'Wir brauchen Projekten!', riep de eigenaar van het schilderij, dat het onderwerp vormt van dit artikel, toen ik hem enkele jaren geleden thuis bezocht. Zijn ver gevorderde leeftijd en zijn steeds groter wordende fragiliteit hadden weliswaar zijn bewegingsvrijheid in grote mate beperkt, maar geestelijk was hij volledig bij de tijd en daarom was hij ervan overtuigd dat nieuwe technische onderzoeksmethoden ook bij toepassing op zijn schilderijen een schat aan nieuwe informatie zou opleveren. Op zijn vraag welk schilderij ik voor een volgend project zou uitkiezen, wees ik meteen naar het schilderij van de ietwat arrogant van onder zijn hoed kijkende man, die mij bij menig bezoek in het verleden had aangekeken en die altijd op naam van Frans Hals had gestaan. Het schilderij had de man niet zelf gekocht. Het was afkomstig van Dr Heilgendorff die het destijds op aanraden van Dr Wilhelm von Bode had verworven, maar sindsdien was men aan de echtheid toch enigszins gaan twijfelen.
Omdat in recente jaren een aantal spraakmakende ontdekkingen op het gebied van Frans Hals hier hebben plaatsgevonden, overtuigde ik de eigenaar ervan dat zijn schilderij het beste naar Nederland zou kunnen komen, om hier verder te worden onderzocht. Daarvoor bracht ik het paneel naar restaurator Martin Bijl in Alkmaar, die onmiddellijk een groep van deskundigen om zich heen verzamelde - Pieter Biesboer, Norbert Middelkoop, Claus Grimm en Anna Tummers, als ook kledingspecialiste Marieke de Winkel, dendrochronoloog Peter Klein en analiste Annelies van Loon - en een sessie met hen organiseerde. Intussen had hij zelf al ontdekt dat het schilderij de gebruikelijke imprimatura - dit is de lichtgekleurde, oliehoudende laag die normaal gesproken tussen de grondering en de uiteindelijke verflaag wordt aangebracht - mist en ook dat het schilderij in een keer, alla prima, was opgezet. Omdat Marieke de Winkel de kleding van de geportretteerde vervolgens als een typisch reiskostuum identificeerde - een bruingrijze mantel met tressen en een bontrand, waarop de modder van de wegen nauwelijks te zien is -, Peter Klein op basis van de jaarringen vaststelde dat het paneel omstreeks 1650 beschilderd moest zijn en Annelies van Loon op basis van een nat-in-nat structuur van de pigmenten de grote spontaniteit bevestigde, was het nog maar een kleine stap om het schilderij als een uniek modello te betitelen. Het verhaal zou dan kunnen zijn dat de geportretteerde bij Frans Hals in Haarlem langs kwam om een portret bij hem te bestellen; dat Hals tijdens dit vluchtige bezoek en mogelijk vooruitlopend op verdere afspraken met de man wellicht een eerste opzet - een modello - heeft gemaakt en dat dit modello het bewuste schilderij is.

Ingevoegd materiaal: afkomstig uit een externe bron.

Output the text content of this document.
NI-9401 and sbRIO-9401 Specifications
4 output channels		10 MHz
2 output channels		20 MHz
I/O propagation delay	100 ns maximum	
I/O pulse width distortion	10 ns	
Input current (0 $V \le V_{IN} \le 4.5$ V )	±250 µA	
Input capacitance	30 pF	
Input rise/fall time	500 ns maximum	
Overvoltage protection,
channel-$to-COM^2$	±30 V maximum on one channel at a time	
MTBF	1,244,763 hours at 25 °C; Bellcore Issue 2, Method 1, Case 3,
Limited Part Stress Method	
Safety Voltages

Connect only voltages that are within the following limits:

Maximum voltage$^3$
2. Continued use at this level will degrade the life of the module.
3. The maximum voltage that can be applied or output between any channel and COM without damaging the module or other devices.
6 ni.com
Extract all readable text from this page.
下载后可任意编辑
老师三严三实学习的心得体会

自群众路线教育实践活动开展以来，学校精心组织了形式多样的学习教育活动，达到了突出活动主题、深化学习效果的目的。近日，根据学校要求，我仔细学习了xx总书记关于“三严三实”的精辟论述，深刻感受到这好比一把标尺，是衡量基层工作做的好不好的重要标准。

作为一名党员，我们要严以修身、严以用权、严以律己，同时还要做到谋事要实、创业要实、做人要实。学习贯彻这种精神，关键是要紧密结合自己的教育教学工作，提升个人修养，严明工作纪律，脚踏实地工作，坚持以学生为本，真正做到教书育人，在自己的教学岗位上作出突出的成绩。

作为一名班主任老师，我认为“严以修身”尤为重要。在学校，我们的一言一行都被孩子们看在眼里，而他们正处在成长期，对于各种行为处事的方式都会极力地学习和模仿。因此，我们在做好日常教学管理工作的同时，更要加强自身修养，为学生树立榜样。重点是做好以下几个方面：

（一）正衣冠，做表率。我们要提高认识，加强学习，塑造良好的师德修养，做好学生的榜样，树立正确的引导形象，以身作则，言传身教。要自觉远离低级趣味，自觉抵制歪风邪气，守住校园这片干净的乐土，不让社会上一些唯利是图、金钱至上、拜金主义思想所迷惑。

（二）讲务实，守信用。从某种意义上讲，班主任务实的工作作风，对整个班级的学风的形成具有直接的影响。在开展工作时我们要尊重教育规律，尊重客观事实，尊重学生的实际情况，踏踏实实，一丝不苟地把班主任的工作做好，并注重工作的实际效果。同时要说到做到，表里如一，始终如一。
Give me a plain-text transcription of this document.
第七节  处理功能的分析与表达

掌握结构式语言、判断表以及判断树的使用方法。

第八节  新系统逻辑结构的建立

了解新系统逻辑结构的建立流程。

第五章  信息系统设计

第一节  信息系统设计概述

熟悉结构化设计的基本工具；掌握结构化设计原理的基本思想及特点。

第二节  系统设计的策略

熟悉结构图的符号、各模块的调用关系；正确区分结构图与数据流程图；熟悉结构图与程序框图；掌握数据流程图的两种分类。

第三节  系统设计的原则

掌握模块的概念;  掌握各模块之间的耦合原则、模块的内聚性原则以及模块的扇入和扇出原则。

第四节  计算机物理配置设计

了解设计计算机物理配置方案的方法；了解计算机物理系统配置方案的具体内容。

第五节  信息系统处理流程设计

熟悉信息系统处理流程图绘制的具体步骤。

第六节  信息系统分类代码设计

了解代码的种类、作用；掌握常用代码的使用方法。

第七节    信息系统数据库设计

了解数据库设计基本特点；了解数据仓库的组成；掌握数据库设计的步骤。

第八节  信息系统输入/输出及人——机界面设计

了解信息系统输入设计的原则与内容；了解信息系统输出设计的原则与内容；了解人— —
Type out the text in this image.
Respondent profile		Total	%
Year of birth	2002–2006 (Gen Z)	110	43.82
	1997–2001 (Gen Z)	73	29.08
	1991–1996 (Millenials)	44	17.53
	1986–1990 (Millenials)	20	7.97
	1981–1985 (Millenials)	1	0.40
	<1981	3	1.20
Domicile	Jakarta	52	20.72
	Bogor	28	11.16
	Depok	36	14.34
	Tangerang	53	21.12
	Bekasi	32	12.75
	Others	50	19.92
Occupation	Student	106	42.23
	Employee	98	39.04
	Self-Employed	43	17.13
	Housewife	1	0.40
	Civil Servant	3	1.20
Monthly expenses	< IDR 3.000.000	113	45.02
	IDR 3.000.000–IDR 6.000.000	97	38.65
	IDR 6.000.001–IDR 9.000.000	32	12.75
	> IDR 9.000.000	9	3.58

Of dit het echte verhaal van dit paneel is, valt natuurlijk niet te bevestigen. Wel dat de snelle en virtuoze uitvoering de deskundigen op geen enkele manier deden twijfelen aan de echtheid. Sterker nog: dat zij het vanwege het ‘alla prima’ karakter als een uniek schilderij binnen Hals’ oeuvre wensen te betitelen. Omdat het schilderij tevens bevestigt dat Frans Hals tot ver buiten de eigen stadsgrenzen bekend was en reizigers van dichtbij en veraf op bezoek kreeg, was het schilderij, inclusief de resultaten van het onderzoek, in 2013 te zien op de tentoonstelling ‘Frans Hals. Oog in Oog met Rembrandt, Rubens en Titiaan’, in het Frans Hals Museum in Haarlem. Voor die gelegenheid kreeg het werk ook een nieuwe lijst, die geheel past bij de eenvoud van het portret.